Jouw werk (Mart) wordt vaak aangeduid als ‘zintuigelijke theatertrips’. Is deze voorstelling dat ook weer?
Van Berckel: “Ja, in die zin dat beeld en muziek voor een groot deel de voorstelling maken. Scenograaf Vera Selhorst en kostuumontwerper Joris Suk zijn dan ook, net als de muzikanten, nauw betrokken bij het maakproces. We vertrekken vanuit de tekst, maar de letterlijke informatie die wordt uitgewisseld in de scènes is voor mij niet altijd het belangrijkste; ik ben op zoek naar de gevoelslaag erónder. Er is bijvoorbeeld een scène waarin Monica op internet gaat zoeken naar wat haar zou kunnen mankeren. Dan ben ik niet zozeer geïnteresseerd in de zoektermen die ze gebruikt, maar in hoe het vóélt om die veelheid aan informatie tot je te nemen. En dat gevoel probeer ik dan naar de vloer te vertalen, met alle middelen die ik heb. De vorm hoeft niet geloofwaardig of realistisch te zijn, want dat zit al in de tekst, die is heel realistisch en alledaags. In de regie probeer ik dat wat los te trekken.

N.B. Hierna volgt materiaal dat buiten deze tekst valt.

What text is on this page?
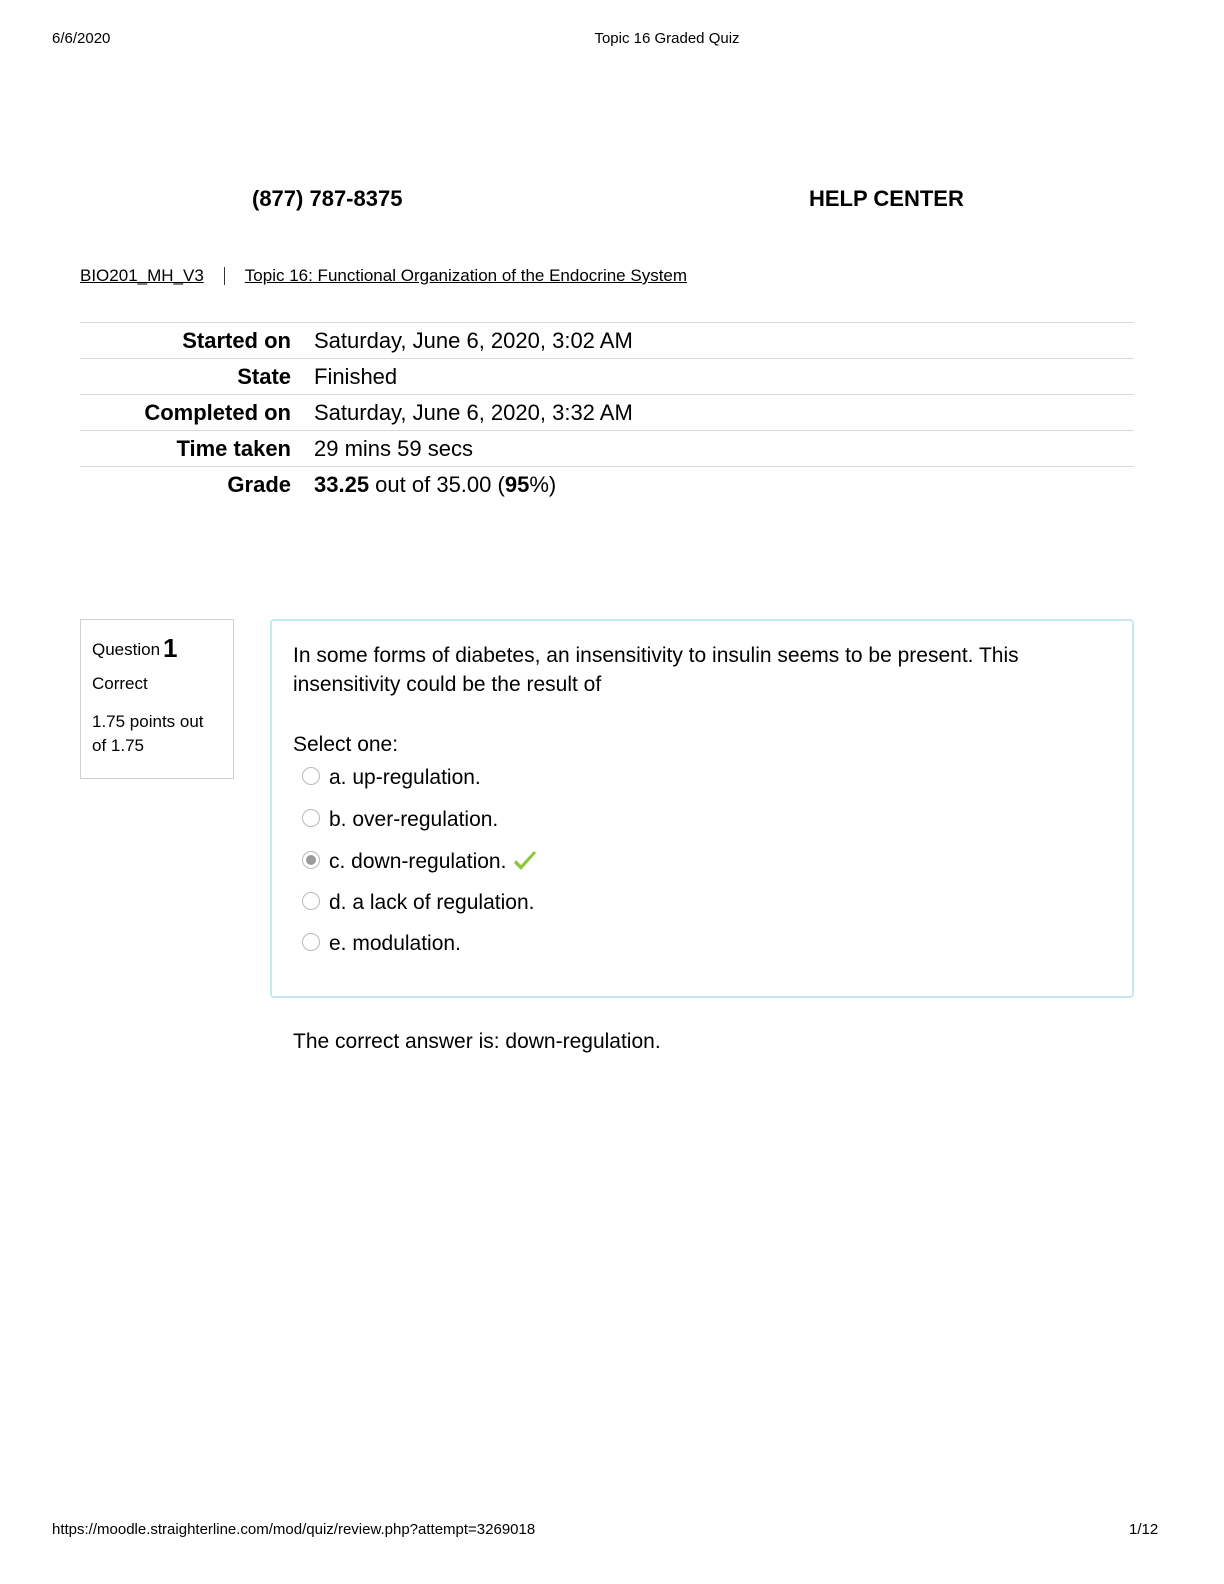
6/6/2020	Topic 16 Graded Quiz
(877) 787-8375	HELP CENTER
BIO201_MH_V3 Topic 16: Functional Organization of the Endocrine System
Started on	Saturday, June 6, 2020, 3:02 AM
State	Finished
Completed on	Saturday, June 6, 2020, 3:32 AM
Time taken	29 mins 59 secs
Grade	33.25 out of 35.00 (95%)
Question 1
Correct
1.75 points out of 1.75
In some forms of diabetes, an insensitivity to insulin seems to be present. This insensitivity could be the result of
Select one:
a. up-regulation.
b. over-regulation.
c. down-regulation.
d. a lack of regulation.
e. modulation.
The correct answer is: down-regulation.
https://moodle.straighterline.com/mod/quiz/review.php?attempt=3269018	1/12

Wat onze samenwerking kenmerkt is dat ik enerzijds met veel respect met de tekst van Lisanne omga, maar anderzijds ook veel vrijheid neem. Ik kan bijvoorbeeld zeggen ‘laten we deze scène drie keer zo snel spelen’, waardoor de letterlijke betekenis van de woorden naar de achtergrond verdwijnt. Of soms laat ik teksten niet door één, maar door meerdere acteurs tegelijk uitspreken. De buitenwereld is voor Monica een soort meerkoppig monster geworden, dus wanneer ze in gesprek is met haar manager heeft ze bijvoorbeeld ineens vijf managers tegenover zich, die in koor tegen haar praten. Om de toeschouwer de overweldigende situatie vanuit haar perspectief te laten beleven.”
Van Aert: “Ik vind het heel mooi om te zien wat Mart met de tekst doet. Ik realiseer me dat de scènes die ik heb geschreven eigenlijk een reeks opeenvolgende ‘gevoelsbrokken’ zijn.”
Is er live muziek op het podium?
Van Berckel: “Ik werk samen met componist en geluidsontwerper Mauro Casarini en er staat één muzikant op de vloer: Dirge Seçil Kuran. Zij is percussionist en werkt ook veel met elektronica. De muziek in de voorstelling is heel pulse-driven; veel ritme en lekkere, harde beats. Juist omdat ziek zijn iets heel statisch is, levert dat een spannend contrast op. Je zou kunnen zeggen dat de muziek de binnenwereld van de zieke verbeeldt; want ook al ben je lichamelijk tot weinig meer in staat dan op de bank liggen, je geestesleven kan intussen nog steeds heel rijk en expressief zijn.”
Met welk gevoel hopen jullie dat de toeschouwer de zaal verlaat?
Van Aert: “Het meest aantrekkelijke scenario is dat het publiek zich fragiel voelt na de voorstelling. Dat er een gedeeld besef is dat het iedereen kan overkomen. En dat je voelt dat je een verantwoordelijkheid hebt en gaat nadenken over hoe je op een zachte manier kan omgaan met de kwetsbare mensen om je heen. Er moet een verandering komen, om de wereld toegankelijker te maken voor mensen die ziek zijn. Want ik geloof er heilig in dat dat uiteindelijk beter is voor iedereen.”
Van Berckel: “Het besef is er gewoon nog niet, omdat er nog te weinig verhalen zijn over ziekte. Ik hoop dat onze voorstelling kan bijdragen aan meer bewustzijn. Ik ben trots op de poging die we ondernemen; dat we dit precaire onderwerp aangaan.”